Hi Gabriel,
I have found a way by which Crunch supports the uses case of having
repeated iterators but I am not completely sure of the in-outs of the same.
Basically rather than doing a groupBy on Ptable to get back a
PGroupedTable, I used the collectValues API to get back a
Ptable<key,Collection<values>>.
/ PTable<Integer, Collection<TupleN>> collectValues =
classifiedData.collectValues();
PTable<String, Integer> scores = collectValues.parallelDo("compute
pairs",
new PTableScoreCalculator(),
Writables.tableOf(Writables.strings(), Writables.ints()));/
Now when I do ParalledDo on the new collection I get back a Pair, having
keyType and ArrayList<valueType>, over which I can do things as I wish.

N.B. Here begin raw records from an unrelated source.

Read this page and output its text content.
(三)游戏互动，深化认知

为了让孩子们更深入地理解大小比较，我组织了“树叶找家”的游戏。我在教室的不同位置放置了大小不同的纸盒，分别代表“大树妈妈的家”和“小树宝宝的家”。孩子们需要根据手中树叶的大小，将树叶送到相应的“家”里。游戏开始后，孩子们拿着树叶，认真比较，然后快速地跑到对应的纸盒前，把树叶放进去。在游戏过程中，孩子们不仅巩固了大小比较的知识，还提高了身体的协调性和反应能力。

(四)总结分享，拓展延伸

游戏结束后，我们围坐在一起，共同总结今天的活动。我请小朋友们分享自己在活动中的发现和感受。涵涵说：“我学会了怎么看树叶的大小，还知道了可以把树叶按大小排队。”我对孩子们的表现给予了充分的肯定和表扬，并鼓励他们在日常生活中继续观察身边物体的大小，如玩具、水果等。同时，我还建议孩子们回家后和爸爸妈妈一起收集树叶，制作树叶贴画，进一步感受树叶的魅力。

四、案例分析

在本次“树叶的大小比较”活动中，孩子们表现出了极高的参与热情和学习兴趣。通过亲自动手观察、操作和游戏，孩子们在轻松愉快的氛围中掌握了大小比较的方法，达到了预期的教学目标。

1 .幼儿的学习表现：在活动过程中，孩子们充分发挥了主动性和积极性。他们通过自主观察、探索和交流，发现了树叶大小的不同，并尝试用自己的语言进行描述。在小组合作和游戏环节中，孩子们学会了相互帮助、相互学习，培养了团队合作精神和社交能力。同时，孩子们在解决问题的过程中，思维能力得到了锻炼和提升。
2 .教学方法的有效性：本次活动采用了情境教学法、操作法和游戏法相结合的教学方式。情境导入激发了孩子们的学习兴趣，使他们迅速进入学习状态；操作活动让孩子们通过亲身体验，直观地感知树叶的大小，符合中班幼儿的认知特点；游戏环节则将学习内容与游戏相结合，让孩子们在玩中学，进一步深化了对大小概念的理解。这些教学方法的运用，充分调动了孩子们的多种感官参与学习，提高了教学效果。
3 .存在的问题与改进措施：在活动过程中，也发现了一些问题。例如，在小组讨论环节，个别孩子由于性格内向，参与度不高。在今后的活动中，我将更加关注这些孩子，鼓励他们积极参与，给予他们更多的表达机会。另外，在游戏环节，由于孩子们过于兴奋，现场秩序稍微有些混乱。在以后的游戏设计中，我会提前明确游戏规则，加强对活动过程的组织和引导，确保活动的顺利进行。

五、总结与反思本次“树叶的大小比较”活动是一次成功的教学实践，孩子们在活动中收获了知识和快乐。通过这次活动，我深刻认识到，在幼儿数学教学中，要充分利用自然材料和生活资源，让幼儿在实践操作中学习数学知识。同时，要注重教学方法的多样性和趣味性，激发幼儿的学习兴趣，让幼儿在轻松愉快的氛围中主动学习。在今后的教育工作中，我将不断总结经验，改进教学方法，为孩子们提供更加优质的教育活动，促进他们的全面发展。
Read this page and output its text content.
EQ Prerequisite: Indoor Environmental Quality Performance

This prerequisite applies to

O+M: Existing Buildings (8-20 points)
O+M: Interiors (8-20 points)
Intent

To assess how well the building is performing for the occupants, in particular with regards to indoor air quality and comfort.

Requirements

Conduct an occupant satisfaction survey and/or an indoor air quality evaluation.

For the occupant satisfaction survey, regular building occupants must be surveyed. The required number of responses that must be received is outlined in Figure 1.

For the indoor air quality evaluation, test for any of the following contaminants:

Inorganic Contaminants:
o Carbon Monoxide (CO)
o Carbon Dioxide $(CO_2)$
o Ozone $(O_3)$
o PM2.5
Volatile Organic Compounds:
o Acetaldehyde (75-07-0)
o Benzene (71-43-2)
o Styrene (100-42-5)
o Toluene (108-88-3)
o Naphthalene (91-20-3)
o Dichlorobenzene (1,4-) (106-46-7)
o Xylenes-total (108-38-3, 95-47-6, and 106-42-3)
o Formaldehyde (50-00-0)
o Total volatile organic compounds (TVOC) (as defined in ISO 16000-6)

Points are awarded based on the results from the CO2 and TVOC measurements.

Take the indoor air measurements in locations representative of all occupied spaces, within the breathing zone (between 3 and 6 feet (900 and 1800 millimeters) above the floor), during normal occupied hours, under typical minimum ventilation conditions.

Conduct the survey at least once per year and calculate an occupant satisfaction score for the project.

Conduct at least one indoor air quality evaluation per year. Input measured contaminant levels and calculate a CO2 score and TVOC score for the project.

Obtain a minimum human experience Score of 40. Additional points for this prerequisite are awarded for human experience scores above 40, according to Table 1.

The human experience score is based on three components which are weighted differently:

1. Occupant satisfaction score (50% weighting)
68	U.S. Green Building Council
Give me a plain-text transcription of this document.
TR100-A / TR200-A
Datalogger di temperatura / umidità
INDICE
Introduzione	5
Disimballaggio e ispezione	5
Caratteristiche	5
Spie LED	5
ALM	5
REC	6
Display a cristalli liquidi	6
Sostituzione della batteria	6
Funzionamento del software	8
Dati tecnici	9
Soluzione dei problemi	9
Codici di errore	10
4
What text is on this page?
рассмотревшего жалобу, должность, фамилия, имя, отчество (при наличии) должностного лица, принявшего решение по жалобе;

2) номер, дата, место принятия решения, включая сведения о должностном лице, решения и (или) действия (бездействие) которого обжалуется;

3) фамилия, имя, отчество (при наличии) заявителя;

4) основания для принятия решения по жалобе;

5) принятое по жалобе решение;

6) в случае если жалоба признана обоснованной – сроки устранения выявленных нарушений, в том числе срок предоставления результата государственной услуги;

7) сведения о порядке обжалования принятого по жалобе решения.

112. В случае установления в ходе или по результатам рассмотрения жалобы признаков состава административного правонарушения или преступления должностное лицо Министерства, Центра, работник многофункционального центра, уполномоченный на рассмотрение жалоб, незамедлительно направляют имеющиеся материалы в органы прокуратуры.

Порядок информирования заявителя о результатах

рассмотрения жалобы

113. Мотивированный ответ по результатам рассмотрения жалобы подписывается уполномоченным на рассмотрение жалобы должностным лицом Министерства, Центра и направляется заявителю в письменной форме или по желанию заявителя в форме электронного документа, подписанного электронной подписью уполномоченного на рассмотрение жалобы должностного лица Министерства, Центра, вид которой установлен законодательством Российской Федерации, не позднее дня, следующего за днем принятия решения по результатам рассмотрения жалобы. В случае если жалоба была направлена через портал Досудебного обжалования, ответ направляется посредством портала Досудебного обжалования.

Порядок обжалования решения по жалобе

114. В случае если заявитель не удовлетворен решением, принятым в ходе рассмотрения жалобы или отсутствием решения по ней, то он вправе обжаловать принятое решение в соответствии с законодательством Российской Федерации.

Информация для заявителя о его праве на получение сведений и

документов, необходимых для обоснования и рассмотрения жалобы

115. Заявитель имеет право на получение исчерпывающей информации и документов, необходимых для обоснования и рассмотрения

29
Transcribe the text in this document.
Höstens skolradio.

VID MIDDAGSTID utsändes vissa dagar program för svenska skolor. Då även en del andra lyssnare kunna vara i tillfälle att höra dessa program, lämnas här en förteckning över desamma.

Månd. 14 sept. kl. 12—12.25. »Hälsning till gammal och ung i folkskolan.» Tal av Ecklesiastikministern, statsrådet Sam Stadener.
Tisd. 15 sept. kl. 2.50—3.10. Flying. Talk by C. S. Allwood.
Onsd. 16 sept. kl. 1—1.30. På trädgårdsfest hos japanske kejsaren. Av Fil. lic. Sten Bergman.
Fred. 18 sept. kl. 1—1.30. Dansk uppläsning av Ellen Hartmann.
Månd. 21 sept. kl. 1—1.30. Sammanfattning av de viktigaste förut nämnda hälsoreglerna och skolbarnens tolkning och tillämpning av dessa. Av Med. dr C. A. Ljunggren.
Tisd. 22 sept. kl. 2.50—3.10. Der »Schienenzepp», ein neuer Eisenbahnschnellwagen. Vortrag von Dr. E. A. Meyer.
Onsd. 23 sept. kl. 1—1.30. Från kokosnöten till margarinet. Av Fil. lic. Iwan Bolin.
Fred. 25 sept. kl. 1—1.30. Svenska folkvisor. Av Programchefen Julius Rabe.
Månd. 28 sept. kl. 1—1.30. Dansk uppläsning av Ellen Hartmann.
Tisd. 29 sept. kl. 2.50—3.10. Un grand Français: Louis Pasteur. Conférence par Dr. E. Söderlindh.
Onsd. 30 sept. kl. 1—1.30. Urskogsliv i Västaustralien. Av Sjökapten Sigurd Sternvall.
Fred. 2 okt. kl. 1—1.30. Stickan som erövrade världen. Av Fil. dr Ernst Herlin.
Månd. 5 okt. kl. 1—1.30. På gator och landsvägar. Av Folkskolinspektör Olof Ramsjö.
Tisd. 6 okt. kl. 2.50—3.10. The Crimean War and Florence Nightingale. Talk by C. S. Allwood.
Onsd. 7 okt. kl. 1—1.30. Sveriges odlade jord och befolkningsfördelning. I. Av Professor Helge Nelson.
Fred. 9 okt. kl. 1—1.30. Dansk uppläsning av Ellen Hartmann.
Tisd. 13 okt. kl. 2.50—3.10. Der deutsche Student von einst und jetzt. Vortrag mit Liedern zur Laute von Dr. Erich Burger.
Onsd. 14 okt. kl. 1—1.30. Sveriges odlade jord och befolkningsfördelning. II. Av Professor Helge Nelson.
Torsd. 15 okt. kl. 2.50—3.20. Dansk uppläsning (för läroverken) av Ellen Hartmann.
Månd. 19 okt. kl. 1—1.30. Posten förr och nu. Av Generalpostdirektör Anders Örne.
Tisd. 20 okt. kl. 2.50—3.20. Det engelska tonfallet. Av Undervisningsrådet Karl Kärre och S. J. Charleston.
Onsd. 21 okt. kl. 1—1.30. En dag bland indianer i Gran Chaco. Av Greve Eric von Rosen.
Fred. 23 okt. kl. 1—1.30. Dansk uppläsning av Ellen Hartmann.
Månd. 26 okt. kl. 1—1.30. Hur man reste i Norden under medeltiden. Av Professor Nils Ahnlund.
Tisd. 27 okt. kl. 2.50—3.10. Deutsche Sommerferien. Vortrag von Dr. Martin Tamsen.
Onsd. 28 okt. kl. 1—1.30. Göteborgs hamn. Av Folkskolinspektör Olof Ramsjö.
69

/class PTableScoreCalculator extends DoFn<Pair<Integer,
Collection<TupleN>>, Pair<String, Integer>> {
//public void process(Pair<Integer, Collection<TupleN>> input,
Emitter<Pair<String, Integer>> emitter) {
Iterator<TupleN> primary = input.second().iterator();
.....................
}/
This way I could iterate over again and again, any comments on the same.
I am attaching my test case for reference.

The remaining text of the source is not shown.